I’m trying to plot a curve_fit for the S&P 500.
I’m successful (I think) at performing a linear fit/plot. When I try to get an exponential curve_fit to work, I get this error:
Optimal parameters not found: Number of calls to function has reached maxfev = 800.
import numpy as np
import matplotlib.pyplot as plt
import yfinance as yf
from scipy.optimize import curve_fit
# get data
df = yf.download("SPY", interval = '1mo')
df = df.reset_index()
def func(x, a, b):
return a * x + b
# ?? return a * np.exp(-b * x) + c
# ?? return a*(x**b)+c
# ?? return a*np.exp(b*x)
# create data arrays
# convert Date to numeric for curve_fit ??
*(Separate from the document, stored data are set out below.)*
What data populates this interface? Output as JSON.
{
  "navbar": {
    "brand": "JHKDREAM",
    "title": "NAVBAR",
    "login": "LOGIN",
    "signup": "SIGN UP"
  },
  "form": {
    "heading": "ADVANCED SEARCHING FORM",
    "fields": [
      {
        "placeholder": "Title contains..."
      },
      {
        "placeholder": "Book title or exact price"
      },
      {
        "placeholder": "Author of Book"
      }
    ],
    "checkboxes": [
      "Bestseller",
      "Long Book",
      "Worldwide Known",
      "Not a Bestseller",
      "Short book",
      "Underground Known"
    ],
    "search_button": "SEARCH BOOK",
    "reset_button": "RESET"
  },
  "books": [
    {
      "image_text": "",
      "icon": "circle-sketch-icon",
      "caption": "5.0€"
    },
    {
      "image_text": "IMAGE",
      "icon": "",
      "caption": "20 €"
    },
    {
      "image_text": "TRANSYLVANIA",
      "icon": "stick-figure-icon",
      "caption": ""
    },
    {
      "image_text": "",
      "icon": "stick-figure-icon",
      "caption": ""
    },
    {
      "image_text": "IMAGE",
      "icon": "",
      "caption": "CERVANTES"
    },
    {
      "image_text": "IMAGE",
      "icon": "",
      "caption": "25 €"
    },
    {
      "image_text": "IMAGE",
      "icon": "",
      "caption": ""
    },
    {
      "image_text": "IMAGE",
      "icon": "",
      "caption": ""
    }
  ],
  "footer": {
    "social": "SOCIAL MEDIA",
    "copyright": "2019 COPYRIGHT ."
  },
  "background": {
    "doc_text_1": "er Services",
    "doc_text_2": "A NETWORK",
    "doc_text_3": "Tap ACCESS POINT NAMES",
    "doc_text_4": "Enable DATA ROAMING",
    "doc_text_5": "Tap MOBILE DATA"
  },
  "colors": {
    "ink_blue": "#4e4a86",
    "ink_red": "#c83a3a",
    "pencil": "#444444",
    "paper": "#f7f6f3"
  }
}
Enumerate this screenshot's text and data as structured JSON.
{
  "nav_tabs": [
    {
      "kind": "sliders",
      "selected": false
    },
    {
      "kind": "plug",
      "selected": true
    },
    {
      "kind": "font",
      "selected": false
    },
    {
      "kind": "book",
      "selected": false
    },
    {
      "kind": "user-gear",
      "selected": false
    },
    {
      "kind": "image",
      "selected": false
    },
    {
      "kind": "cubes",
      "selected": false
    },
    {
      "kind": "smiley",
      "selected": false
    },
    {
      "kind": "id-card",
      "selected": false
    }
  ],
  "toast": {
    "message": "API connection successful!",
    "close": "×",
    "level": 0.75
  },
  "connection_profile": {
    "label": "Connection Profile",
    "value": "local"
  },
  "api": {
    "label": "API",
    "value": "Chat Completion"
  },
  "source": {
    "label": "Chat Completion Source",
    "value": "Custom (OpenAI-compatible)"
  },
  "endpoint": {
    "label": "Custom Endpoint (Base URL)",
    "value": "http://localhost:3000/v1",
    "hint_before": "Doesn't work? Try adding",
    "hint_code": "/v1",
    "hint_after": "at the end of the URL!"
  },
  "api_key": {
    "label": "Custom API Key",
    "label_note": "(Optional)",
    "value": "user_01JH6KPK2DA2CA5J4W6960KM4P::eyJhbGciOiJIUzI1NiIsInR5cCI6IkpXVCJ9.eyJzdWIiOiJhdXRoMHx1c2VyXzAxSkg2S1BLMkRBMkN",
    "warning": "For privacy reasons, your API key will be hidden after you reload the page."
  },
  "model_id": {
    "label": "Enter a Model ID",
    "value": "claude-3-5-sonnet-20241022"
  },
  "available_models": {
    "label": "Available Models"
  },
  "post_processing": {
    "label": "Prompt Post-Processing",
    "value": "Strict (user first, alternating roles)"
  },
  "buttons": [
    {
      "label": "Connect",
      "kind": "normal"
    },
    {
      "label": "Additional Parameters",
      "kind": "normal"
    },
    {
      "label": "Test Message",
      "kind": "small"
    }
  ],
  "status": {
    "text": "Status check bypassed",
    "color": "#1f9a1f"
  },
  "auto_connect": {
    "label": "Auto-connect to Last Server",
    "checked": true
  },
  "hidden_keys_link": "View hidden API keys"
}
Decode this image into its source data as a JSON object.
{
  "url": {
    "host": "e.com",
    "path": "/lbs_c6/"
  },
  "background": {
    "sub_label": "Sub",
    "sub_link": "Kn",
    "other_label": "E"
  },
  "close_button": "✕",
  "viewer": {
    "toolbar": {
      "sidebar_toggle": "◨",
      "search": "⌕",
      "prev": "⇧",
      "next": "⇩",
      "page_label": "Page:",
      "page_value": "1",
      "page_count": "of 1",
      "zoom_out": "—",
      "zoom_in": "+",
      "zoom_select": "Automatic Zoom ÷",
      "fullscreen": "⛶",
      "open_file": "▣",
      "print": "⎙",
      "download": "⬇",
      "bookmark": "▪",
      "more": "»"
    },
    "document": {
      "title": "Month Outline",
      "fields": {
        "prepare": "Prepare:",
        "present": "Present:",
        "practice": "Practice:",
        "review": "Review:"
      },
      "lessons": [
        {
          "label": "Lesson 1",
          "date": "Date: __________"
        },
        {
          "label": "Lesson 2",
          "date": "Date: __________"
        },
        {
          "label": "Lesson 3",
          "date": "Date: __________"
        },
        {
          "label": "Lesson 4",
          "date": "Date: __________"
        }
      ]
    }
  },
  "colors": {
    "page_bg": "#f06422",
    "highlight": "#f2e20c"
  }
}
xdata = df['Date'].to_numpy().astype(np.int64)//10**9
ydata = df['Close'].to_numpy()
# p0 = (?, ?, ?) use guesses?
popt, pcov = curve_fit(func, xdata, ydata)
print(popt)
y_pred = func(xdata, *popt)
plt.plot(xdata, ydata)
plt.plot(xdata, y_pred, '-')
plt.show()
Am I dealing with dates correctly?
Should I be doing a p0 initial guess?
This question/solution may provide some clues.
It would be nice to have the x-axis labeled in a date format (but not important right now).
In addition to normalizing the data, it is important to actually choose a good function. In your example you had:
def func(x, a, b):
return a * x + b
# ?? return a * np.exp(-b * x) + c
# ?? return a*(x**b)+c
# ?? return a*np.exp(b*x)
The correct one, when you say you want to fit an exponential, should be this, IMO:
# define the exponential growth function, before you had exponential decay because of -b
def ExponentialGrowth(x, a, b, c):
return a * np.exp(b * x) + c # + c due to account for offset
The power function might work as well, I did not check. Anyways, here's the code:
# define the exponential growth function, before you had exponential decay because of -b
def ExponentialGrowth(x, a, b, c):
return a * np.exp(b * x) + c # + c due to account for offset
# get data
x = df['Date'].to_numpy().astype(np.int64)//10**9
y = df['Close'].to_numpy()
# apply z normalization
xNorm = (x - x.mean()) / x.std()
yNorm = (y - y.mean()) / y.std()
# get the optimal parameters
popt, pcov = curve_fit(ExponentialGrowth, xNorm, yNorm)
# get the predicted but in the normalized range
yPredNorm = ExponentialGrowth(xNorm, *popt)
# reverse normalize the predicted values
yPred = yPredNorm * (y.std()) + y.mean()
plt.figure()
plt.scatter(df['Date'], y, 1)
plt.plot(df['Date'], yPred, 'r-')
plt.grid()
plt.legend(["Raw", "Fitted"])
plt.xlabel("Year")
plt.ylabel("Close")
And the results:
If you will eventually need to get initial guesses, you can search online how to get the initial guesses for any function. For example, if I am fitting an exponential growth function and I know that the data has an offset of 100, I can set the initial guess of c
to a 100...
Hope this helps you.